Understanding HIV's Envelope Protein
What are the challenges to understanding this protein’s structure and how would revealing its structure impact the design of possible HIV vaccine candidates?
Over the past two years, researchers have isolated nearly two dozen new antibodies against HIV from the blood of infected individuals (see VAX Oct. 2009 Spotlight article, Vaccine Research Gains Momentum). When tested in the laboratory, these antibodies are capable of inactivating or neutralizing many of the HIV strains currently in circulation and are therefore referred to as broadly neutralizing antibodies (bNAbs). Many of these bNAbs can also neutralize HIV at relatively low concentrations, suggesting they are quite potent.
Now, scientists are using these antibodies to design vaccine candidates that would ideally be able to induce similar antibodies in people before they are exposed to HIV, thereby protecting them against infection (see VAX May 2010Primer on Understanding if Broadly Neutralizing Antibodies are the Answer). However, there are several significant challenges to designing a vaccine capable of eliciting such bNAbs.
Researchers start by understanding how these antibodies successfully bind to and neutralize HIV. All of the bNAbs bind to HIV’s Envelope protein, or Env for short, which is the protein that juts out from the surface of the virus in spike-like protrusions (see image, below). By studying how they bind to HIV, researchers hope to identify the non-infectious pieces of the virus they could put into a vaccine candidate to provoke the body’s immune system to make similar antibodies. The pieces of the virus used in a vaccine to invoke an immune response are referred to as immunogens. Because the antibodies bind to the HIV Envelope spikes that dot the surface of the virus, the immunogens will likely be parts of this protein.
|HIV's Envelope Protein
Three-dimensional image of HIV showing HIV Envelope spikes on the surface of the virus. These spikes make contact with human cells that the virus infects. The images of these spikes, which are actually three-armed structures known as trimers, were created using a technique called electron tomography that has also provided insights into how their shape changes after HIV makes contact with a human target cell. Image courtesy ofSriram Subramaniam and Donald Bliss at the US National Institutes of Health.
However, the process of selecting the pieces of HIV Envelope to put into a vaccine candidate is made more difficult by the fact that this protein is rather unstable. The HIV Envelope, also known as gp160, is actually composed of two different proteins that are weakly bound together. One of these proteins, known as gp120, is what forms the spike, and the other protein, known as gp41, is what makes up the base of the spike. Making matters even more complicated, each of the HIV Envelope spikes is actually composed of three identical gp120/gp41 proteins that are linked together. This three-pronged protein structure is referred to as the trimer.
The HIV Envelope trimer is what binds to human cells, allowing the virus to infect them. To infect human cells, the trimer spikes must be able to undergo complex changes in their conformation, and therefore they are very flexible. As a result, this trimeric protein is unstable, making it more difficult for researchers to fully understand the structure of HIV Envelope and see how some bNAbs bind to it. Researchers have been stymied by the instability and flexibility of the HIV Envelope trimer for many years. Their inability to stabilize the trimer has in turn hampered the development of AIDS vaccine candidates.

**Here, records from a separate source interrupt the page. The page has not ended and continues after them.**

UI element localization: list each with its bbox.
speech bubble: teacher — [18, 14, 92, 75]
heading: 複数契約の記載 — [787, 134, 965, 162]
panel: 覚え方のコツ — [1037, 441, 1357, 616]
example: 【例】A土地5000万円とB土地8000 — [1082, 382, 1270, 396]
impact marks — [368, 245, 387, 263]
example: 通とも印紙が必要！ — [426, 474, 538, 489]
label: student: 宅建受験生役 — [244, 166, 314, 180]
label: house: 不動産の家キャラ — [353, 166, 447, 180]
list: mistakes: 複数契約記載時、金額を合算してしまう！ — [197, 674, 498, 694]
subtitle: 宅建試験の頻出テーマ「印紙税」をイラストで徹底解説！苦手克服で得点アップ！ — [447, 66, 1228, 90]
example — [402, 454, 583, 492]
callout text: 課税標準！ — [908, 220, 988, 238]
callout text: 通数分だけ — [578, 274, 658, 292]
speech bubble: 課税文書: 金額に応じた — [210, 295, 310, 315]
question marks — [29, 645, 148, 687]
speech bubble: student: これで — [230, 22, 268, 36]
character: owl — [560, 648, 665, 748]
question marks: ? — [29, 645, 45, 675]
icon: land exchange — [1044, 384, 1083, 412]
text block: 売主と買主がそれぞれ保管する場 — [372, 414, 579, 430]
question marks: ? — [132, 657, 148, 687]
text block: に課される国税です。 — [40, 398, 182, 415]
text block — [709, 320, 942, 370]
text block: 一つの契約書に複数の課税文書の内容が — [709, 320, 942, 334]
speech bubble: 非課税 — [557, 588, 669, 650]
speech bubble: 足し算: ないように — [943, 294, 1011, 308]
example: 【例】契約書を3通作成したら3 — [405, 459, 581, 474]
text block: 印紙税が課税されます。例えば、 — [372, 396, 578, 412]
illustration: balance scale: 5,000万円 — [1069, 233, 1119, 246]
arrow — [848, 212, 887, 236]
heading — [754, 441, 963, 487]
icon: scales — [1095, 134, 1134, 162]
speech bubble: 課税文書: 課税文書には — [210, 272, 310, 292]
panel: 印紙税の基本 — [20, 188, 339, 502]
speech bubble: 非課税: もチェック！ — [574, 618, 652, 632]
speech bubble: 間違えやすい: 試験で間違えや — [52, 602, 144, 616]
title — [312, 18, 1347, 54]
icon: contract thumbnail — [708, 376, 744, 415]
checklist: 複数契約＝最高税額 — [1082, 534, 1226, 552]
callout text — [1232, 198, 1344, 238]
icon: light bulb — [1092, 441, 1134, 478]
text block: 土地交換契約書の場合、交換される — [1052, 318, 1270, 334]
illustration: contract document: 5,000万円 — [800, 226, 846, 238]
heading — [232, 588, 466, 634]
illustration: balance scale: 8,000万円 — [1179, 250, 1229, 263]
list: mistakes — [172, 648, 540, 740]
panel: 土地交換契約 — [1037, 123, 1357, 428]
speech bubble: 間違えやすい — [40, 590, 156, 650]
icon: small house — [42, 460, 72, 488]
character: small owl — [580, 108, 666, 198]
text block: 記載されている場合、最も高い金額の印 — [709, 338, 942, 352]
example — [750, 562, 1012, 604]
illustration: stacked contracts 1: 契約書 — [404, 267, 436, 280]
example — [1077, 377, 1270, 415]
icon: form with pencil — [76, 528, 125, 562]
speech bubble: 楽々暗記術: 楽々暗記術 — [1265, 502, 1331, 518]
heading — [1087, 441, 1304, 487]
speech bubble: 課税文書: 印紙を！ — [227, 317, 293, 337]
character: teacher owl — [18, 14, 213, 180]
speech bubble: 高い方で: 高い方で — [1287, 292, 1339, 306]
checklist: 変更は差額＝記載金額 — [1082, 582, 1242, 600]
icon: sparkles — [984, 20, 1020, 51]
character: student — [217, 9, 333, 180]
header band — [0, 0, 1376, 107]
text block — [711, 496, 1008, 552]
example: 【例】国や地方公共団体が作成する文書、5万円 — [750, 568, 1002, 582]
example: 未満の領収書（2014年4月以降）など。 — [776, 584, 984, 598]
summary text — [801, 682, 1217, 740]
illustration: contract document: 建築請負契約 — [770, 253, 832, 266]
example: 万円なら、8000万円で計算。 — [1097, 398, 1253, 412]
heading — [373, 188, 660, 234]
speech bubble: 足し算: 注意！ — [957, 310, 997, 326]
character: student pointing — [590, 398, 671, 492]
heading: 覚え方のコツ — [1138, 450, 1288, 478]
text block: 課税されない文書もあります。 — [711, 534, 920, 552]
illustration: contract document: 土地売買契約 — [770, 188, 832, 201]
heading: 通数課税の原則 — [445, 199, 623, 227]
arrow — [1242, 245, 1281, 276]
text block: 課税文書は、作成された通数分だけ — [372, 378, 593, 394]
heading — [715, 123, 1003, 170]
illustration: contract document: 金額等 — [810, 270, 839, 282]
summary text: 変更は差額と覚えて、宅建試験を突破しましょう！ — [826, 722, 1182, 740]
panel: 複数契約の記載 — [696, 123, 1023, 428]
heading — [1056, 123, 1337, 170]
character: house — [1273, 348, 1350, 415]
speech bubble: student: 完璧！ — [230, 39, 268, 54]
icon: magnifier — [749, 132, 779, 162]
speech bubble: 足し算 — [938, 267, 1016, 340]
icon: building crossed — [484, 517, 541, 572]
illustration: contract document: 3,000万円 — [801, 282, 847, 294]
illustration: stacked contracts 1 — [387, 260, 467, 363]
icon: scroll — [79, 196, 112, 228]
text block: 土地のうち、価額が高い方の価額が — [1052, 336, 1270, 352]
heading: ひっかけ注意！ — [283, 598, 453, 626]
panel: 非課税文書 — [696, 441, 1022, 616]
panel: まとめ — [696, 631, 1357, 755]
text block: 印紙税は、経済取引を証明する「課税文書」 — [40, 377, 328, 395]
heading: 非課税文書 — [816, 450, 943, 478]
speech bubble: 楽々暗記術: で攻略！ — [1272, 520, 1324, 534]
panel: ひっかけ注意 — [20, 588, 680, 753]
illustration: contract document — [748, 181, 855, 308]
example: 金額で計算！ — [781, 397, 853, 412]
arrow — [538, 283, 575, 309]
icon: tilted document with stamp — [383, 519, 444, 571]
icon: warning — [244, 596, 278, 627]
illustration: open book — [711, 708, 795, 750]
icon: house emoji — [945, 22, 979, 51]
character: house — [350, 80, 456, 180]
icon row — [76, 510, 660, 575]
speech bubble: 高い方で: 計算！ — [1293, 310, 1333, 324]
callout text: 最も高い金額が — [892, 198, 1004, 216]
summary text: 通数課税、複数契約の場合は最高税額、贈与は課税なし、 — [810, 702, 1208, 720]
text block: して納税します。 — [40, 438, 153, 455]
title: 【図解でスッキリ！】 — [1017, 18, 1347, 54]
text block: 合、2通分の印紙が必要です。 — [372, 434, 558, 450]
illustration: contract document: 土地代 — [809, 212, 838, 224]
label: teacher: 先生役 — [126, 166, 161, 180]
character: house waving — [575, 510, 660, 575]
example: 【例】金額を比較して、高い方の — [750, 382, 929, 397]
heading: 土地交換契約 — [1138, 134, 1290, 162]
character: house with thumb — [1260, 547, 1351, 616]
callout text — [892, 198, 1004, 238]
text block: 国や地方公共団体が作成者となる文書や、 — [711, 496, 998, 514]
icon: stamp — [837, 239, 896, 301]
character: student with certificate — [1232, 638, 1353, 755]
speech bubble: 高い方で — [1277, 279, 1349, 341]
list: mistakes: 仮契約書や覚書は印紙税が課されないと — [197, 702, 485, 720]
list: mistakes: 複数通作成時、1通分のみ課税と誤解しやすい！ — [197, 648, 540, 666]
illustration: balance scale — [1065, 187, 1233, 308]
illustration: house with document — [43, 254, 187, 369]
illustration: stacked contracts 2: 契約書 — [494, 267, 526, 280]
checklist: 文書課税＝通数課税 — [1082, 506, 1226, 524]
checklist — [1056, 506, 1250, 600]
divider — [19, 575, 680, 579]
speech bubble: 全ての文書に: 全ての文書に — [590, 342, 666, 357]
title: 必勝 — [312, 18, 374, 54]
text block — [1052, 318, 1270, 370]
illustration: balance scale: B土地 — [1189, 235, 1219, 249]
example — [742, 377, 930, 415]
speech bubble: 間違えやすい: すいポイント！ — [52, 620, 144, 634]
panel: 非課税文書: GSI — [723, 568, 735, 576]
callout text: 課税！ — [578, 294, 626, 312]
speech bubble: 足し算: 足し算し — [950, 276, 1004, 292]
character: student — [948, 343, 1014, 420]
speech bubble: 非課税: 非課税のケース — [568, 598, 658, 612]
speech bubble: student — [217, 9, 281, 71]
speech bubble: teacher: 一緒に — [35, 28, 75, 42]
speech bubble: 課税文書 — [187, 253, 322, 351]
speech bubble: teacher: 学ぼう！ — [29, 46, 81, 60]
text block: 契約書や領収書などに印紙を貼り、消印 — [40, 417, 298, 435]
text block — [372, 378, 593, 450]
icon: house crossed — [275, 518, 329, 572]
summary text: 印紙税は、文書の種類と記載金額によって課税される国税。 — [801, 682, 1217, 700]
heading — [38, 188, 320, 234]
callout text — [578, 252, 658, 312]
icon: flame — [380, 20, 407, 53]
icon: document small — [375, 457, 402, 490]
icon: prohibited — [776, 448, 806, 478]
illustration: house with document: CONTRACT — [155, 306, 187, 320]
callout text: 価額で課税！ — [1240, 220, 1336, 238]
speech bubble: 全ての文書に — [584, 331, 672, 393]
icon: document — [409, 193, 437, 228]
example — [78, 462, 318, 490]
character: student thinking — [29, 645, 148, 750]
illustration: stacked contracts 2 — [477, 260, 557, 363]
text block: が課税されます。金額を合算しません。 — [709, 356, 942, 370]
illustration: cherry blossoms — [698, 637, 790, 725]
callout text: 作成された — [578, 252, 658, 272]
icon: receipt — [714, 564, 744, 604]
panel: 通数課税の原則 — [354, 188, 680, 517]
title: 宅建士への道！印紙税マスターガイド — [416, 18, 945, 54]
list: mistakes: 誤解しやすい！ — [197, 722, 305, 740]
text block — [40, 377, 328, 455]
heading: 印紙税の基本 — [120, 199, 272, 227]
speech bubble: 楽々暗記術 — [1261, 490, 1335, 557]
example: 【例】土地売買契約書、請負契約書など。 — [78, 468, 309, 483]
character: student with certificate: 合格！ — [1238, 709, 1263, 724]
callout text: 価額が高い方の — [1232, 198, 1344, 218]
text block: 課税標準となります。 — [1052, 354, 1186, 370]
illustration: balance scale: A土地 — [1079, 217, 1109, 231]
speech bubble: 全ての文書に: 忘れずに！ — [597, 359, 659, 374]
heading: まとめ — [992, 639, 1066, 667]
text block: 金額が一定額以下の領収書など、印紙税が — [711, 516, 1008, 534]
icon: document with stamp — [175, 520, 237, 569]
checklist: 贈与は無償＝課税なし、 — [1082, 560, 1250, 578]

To study the structure of proteins, researchers typically use a method known as X-ray crystallography. This method involves sending a beam of X-rays through a solid, crystalline structure of the protein. This allows researchers to determine the precise arrangement of the different atoms that make up the protein, and then to determine how these atoms interact with other proteins, such as antibodies. X-ray crystallography has been used to reveal the structure of several of the key enzymes HIV uses to infect cells and reproduce.
To use X-ray crystallography to study the HIV Envelope trimer, researchers first have to be able to develop a stable crystalline structure of the trimer bound to one of the bNAbs. This has been incredibly difficult because the trimer is so unstable and flops around in space. Researchers have tried several different methods to stabilize the trimer, including adding pieces of synthetic protein into the structure to prop it up and prevent it from shifting around, but, so far, none of these attempts have stabilized the trimer enough that a pure crystal of it bound to an antibody could be obtained.
Researchers have, however, successfully crystallized a single HIV gp120/gp41 protein, which is referred to as a monomer. Some of the bNAbs that have been identified will bind to the HIV monomer, while others only bind to the trimeric HIV Envelope structure. This, plus the fact that the trimeric form of HIV Envelope is what naturally exists, makes the quest to get a crystal structure of the trimer an important goal.